Mit großem Entsetzen erfuhr die Schulgemeinde des Gymnasiums Odenkirchen vor wenigen Tagen, dass das Grab des Odenkirchener Holocaust-Überlebenden Manfred Leven, dessen Lebensgeschichte Mitte November eine zentrale Rolle in der Ausstellung „We, the six million“ spielte, geschändet wurde. Nach Rücksprache mit Frau Leven möchten wir an dieser Stelle ein ausdrückliches Zeichen gegen Antisemitismus setzen – auch hier in Odenkirchen!

Es ist ein trauriger und in jeder Hinsicht beschämender Anblick, der sich einer Schülergruppe der Jahrgänge 8 und Q2 unserer Schule am 07.12.2020 offenbart: Bereits in der vergangenen Woche wurde das Grab des Odenkirchener Holocaust-Überlebenden Manfred Leven auf dem jüdischen Friedhof in Odenkirchen geschändet – und nach wie vor sitzt der Schock tief.
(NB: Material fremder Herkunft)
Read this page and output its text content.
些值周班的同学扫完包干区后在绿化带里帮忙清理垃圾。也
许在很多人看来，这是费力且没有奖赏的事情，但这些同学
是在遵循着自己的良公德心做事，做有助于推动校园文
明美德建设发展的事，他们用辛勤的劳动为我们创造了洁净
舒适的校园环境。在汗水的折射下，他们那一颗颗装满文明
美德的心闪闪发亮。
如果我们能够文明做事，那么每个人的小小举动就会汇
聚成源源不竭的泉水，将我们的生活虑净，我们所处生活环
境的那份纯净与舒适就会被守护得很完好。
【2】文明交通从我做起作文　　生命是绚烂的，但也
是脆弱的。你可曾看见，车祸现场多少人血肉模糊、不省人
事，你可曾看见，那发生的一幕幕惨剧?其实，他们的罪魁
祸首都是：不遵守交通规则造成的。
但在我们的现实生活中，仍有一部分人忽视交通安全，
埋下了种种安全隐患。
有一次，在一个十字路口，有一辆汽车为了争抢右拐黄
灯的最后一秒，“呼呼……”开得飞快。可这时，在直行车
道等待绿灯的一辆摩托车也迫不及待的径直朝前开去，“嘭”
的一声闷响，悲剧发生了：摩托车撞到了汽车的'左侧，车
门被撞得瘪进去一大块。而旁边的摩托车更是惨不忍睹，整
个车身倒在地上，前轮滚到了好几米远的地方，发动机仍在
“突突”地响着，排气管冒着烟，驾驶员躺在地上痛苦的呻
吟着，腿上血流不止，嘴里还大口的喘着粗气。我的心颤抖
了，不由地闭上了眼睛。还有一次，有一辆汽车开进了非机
Überreste eines Blumenschmucks finden sich zwischen Scherben und Kerzenwachs, mit dem der Grabstein mutwillig beschmiert wurde; der Fuß einer Laterne, die zum Schutz vor Vandalismus im Boden verankert war, ist das Letzte, was von dem herausgerissenen Licht übrig geblieben ist. Die Verwüstung des Grabs zeugt auch Tage nach der Tat noch von dem gewaltigen Hass; die Kraftaufwendung, die für dieses furchtbare Ausmaß notwendig war, lässt alle die Zerstörungsbereitschaft, die hinter dieser verachtenswerten antisemitischen Tat steht, deutlich spüren, und selbst die sonst so vergnügten Schülerstimmen verstummen für einen Moment, als Frau Leven die Delegation der Schule auf dem Friedhof begrüßt.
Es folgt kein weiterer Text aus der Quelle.